How to catch the attacker with valid user credentials
Behavioral analysis could make continuous diagnostics and mitigation more effective than ever.
Mark Seward, VP of marketing at Exabeam.
It’s time to admit that we’re losing the cyberwar.
Hacker groups are highly organized and mobilized, and they are increasingly using sophisticated attack techniques and tools to defeat longstanding cybersecurity defenses. Data breaches at major enterprises have become a common occurrence, and well-funded nation states are taking a major interest in cyber espionage activities.
In response, the federal government launched a $6 billion continuous diagnostics and mitigation (CDM) initiative two years ago, led by the Department of Homeland Security (DHS) and the Office of Management and Budget (OMB), to provide federal departments and agencies with goals of strengthening cybersecurity defenses to combat today’s cyberattacks through continuous monitoring of agency risk posture. Broken into four implementation phases and 15 capabilities, this cross-agency cybersecurity initiative is the largest the federal government has undertaken in the past decade.
To mitigate the threats of today’s hackers, agency IT security teams need to continuously focus on where the attack surface exists today -- not only at the network perimeter, but within the network itself. In 2012, Mandiant’s M-Trends report showed that attackers used valid employee credentials in 100 percent of targeted attacks. This tactic allows hackers to impersonate legitimate users throughout the IT environment.

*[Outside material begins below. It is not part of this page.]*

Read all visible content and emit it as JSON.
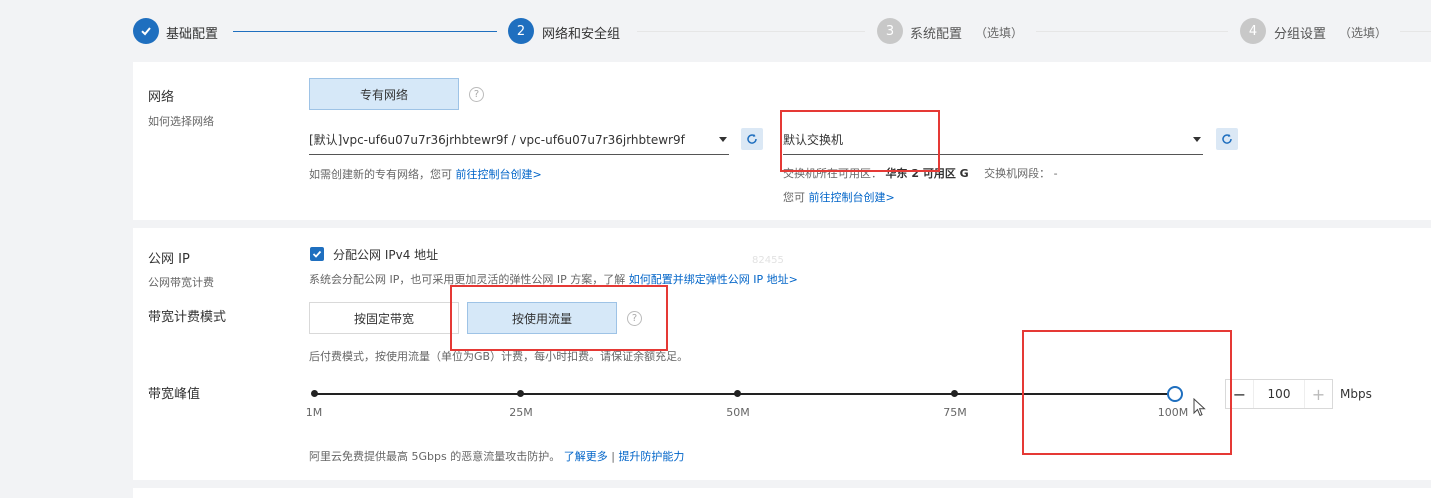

In CDM's implementation phase two, which is called “managing accounts for people and services,” there is a capability most agencies organizations don’t fully grasp: security related behavior. (See Figure 1)

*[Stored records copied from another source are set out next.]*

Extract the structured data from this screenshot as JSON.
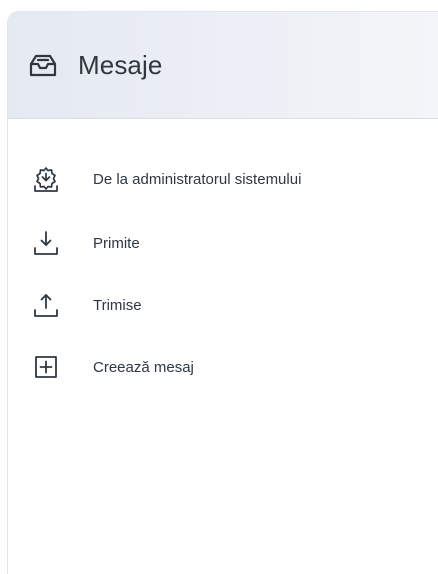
{
  "header": {
    "title": "Mesaje",
    "icon": "message-box-icon"
  },
  "menu": {
    "items": [
      {
        "label": "De la administratorul sistemului",
        "icon": "admin-gear-icon"
      },
      {
        "label": "Primite",
        "icon": "download-arrow-icon"
      },
      {
        "label": "Trimise",
        "icon": "upload-arrow-icon"
      },
      {
        "label": "Creează mesaj",
        "icon": "plus-box-icon"
      }
    ]
  },
  "colors": {
    "text": "#2f3740",
    "header_bg": "#e9ecf3",
    "panel_bg": "#ffffff"
  }
}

In describing this capability, DHS provides examples that link the security training of employees to their use of credentialed access. However, employee training alone isn’t effective for preventing social engineering attacks, as it takes only one employee opening the wrong attachment to compromise a network and cause a data breach. IT security teams must be able to tell the difference between the way normal users use their credentials and the way an attacker would use those same credentials to achieve their objectives. It is through this sort of user behavior intelligence that an entire attack chain can be exposed.

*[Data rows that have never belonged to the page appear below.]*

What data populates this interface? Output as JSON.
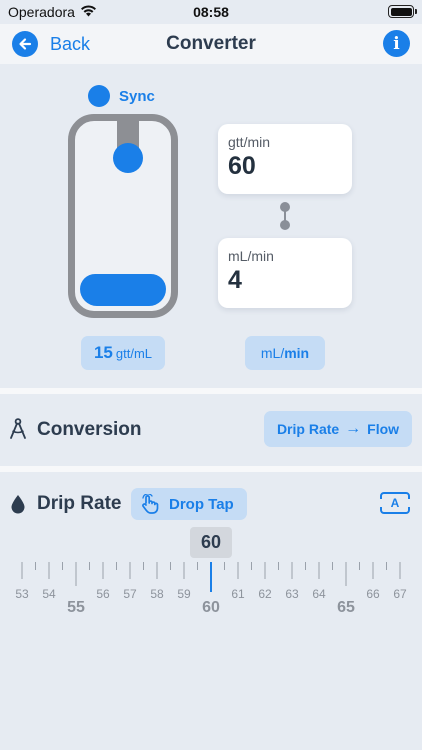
{
  "status_bar": {
    "carrier": "Operadora",
    "time": "08:58",
    "icons": [
      "wifi-icon",
      "battery-icon"
    ]
  },
  "nav": {
    "back_label": "Back",
    "title": "Converter",
    "info_icon": "i"
  },
  "sync": {
    "label": "Sync"
  },
  "drip_chamber": {
    "fill_fraction": 0.17
  },
  "cards": {
    "drops": {
      "unit": "gtt/min",
      "value": "60"
    },
    "flow": {
      "unit": "mL/min",
      "value": "4"
    }
  },
  "drop_factor": {
    "value": "15",
    "unit": "gtt/mL"
  },
  "flow_unit": {
    "left": "mL/",
    "right": "min"
  },
  "conversion": {
    "label": "Conversion",
    "from": "Drip Rate",
    "to": "Flow"
  },
  "drip_rate": {
    "label": "Drip Rate",
    "tap_label": "Drop Tap",
    "auto_label": "A",
    "current": "60",
    "ruler": {
      "min": 53,
      "max": 67,
      "value": 60,
      "minor_labels": [
        "53",
        "54",
        "56",
        "57",
        "58",
        "59",
        "61",
        "62",
        "63",
        "64",
        "66",
        "67"
      ],
      "major_labels": [
        "55",
        "60",
        "65"
      ]
    }
  },
  "colors": {
    "accent": "#1a7fe8",
    "pill": "#c5dcf5",
    "background": "#e6ebf2",
    "chamber": "#8d8f94"
  }
}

One of the biggest challenges in today’s cybersecurity climate is security noise pollution, and the difficulty of knowing what’s anomalous in an ocean of normal user activity data. Security information and event management (SIEM) deployments were supposed to give IT security teams the insight they needed to address imminent threats. However, the thousands of unprioritized SIEM alerts generated per day drown out valid indicators. Also, it’s unlikely that an attacker with valid user credentials would ever generate an alert from any part of the traditional security infrastructure.
User behavior intelligence solutions, a relatively new solution category, autonomously and continuously ask questions about the characteristics of access and follow the use of credentials through any kind of account by switching across a session of activities from log-on to log-off -- all while comparing these activities to those of their peer group. In this manner, machine-learning technologies separate normal user behaviors from those of an attack. Credentialed activities are given an additive risk score based on each characteristic and fact gathered by the system during the session to quantify risk and seriousness of the threat. It’s the equivalent of having on the team a data scientist who can remember and track hundreds of thousands of users in real time, all while using current SIEM and log management repositories. Not only that, user behavior intelligence can also highlight the gaps in employee security awareness training that need to be rectified.
The recent spate of large data breaches indicates that strengthening perimeter security is only one part of an overall cybersecurity strategy, as most attackers have found that human employees are the easiest weaknesses to exploit. Employee training, while certainly important, does not negate the proclivity of errors in human judgment. To win the cyberwar, federal agencies need to realize what attackers value most – valid credentials – and use it against them.